Currently, the IBC offers three distinct resolution processes to corporate entities: the corporate insolvency resolution process (CIRP), fast-tracking CIRP, and pre-packaged insolvency.
Experts have also urged the government to look at codifying group insolvency norms and bring in more clarity to project-wise insolvency.
“Although regulations have been amended to enable project-wise insolvency within the CIRP, the IBC itself has not been amended accordingly. While project-wise insolvency has been introduced conceptually, specific operational details have yet to be specified resulting in stakeholders/RPs interpreting its application independently,” said Srivastava.
He said the government could perhaps look at codifying the provisions for personal insolvency for individuals since the framework has been notified only for personal guarantors to corporate debtors.
Kanoria recommended automatic admission into insolvency based on Information Utilities' records and treating government debts on par with unsecured creditors.

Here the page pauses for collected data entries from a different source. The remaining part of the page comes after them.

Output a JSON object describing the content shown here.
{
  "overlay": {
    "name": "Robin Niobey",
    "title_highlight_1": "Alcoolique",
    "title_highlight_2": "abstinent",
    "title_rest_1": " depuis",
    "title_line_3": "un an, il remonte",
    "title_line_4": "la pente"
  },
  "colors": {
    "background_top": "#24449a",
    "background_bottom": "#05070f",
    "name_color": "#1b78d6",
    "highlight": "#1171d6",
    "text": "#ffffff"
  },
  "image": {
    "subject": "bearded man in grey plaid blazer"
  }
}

Kanoria suggested an amendment to facilitate automatic admission into insolvency based on Information Utilities’ (IUs) records to determine default. All the debts owed to government authorities should be treated on par with unsecured creditors, irrespective of any underlying statutory provision creating a first charge, he said.
According to Zeeshan Farooqui, partner at King Stubb & Kasiva, called for creation of a separate framework for real estate insolvency. The government should also bring in amendments to address cross-border and group insolvency, streamlining the liquidation process with enhanced oversight by the stakeholders' consultative committee.

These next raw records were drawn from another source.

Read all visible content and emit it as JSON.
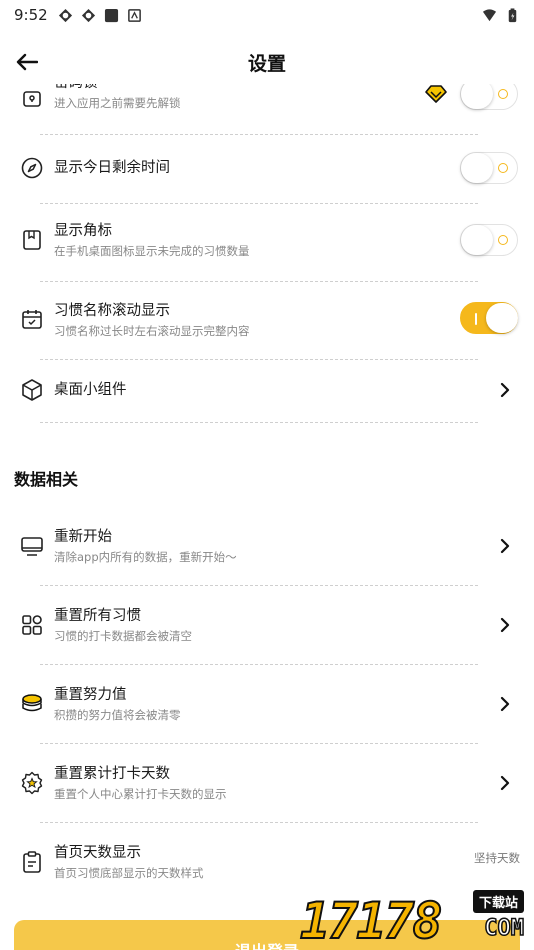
{
  "status_bar": {
    "time": "9:52"
  },
  "header": {
    "title": "设置"
  },
  "settings": {
    "app_lock": {
      "title": "密码锁",
      "subtitle": "进入应用之前需要先解锁"
    },
    "show_remaining_time": {
      "title": "显示今日剩余时间"
    },
    "show_badge": {
      "title": "显示角标",
      "subtitle": "在手机桌面图标显示未完成的习惯数量"
    },
    "scroll_habit_name": {
      "title": "习惯名称滚动显示",
      "subtitle": "习惯名称过长时左右滚动显示完整内容"
    },
    "desktop_widget": {
      "title": "桌面小组件"
    }
  },
  "data_section": {
    "title": "数据相关",
    "restart": {
      "title": "重新开始",
      "subtitle": "清除app内所有的数据，重新开始～"
    },
    "reset_habits": {
      "title": "重置所有习惯",
      "subtitle": "习惯的打卡数据都会被清空"
    },
    "reset_effort": {
      "title": "重置努力值",
      "subtitle": "积攒的努力值将会被清零"
    },
    "reset_checkin_days": {
      "title": "重置累计打卡天数",
      "subtitle": "重置个人中心累计打卡天数的显示"
    },
    "home_days_display": {
      "title": "首页天数显示",
      "subtitle": "首页习惯底部显示的天数样式",
      "value": "坚持天数"
    }
  },
  "logout": {
    "label": "退出登录"
  },
  "watermark": {
    "number": "17178",
    "badge": "下载站",
    "suffix": "COM"
  },
  "toggles": {
    "app_lock": false,
    "show_remaining_time": false,
    "show_badge": false,
    "scroll_habit_name": true
  },
  "colors": {
    "accent": "#f5b81c",
    "logout_bg": "#f5c84a"
  }
}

Meanwhile, both the finance minister and the Economic Survey have highlighted the success of IBC.
The process has resulted in more than 1,000 companies getting resolved, with direct recovery of Rs 3.3 trillion to creditors. Additionally, 28,000 cases have been disposed of, involving Rs 10 trillion, prior to admission into insolvency proceedings.
According to the Survey, the IBC has established itself as an indispensable component of the asset recovery and reconstruction market. In the process, it has forever changed the credit market landscape in the country for good.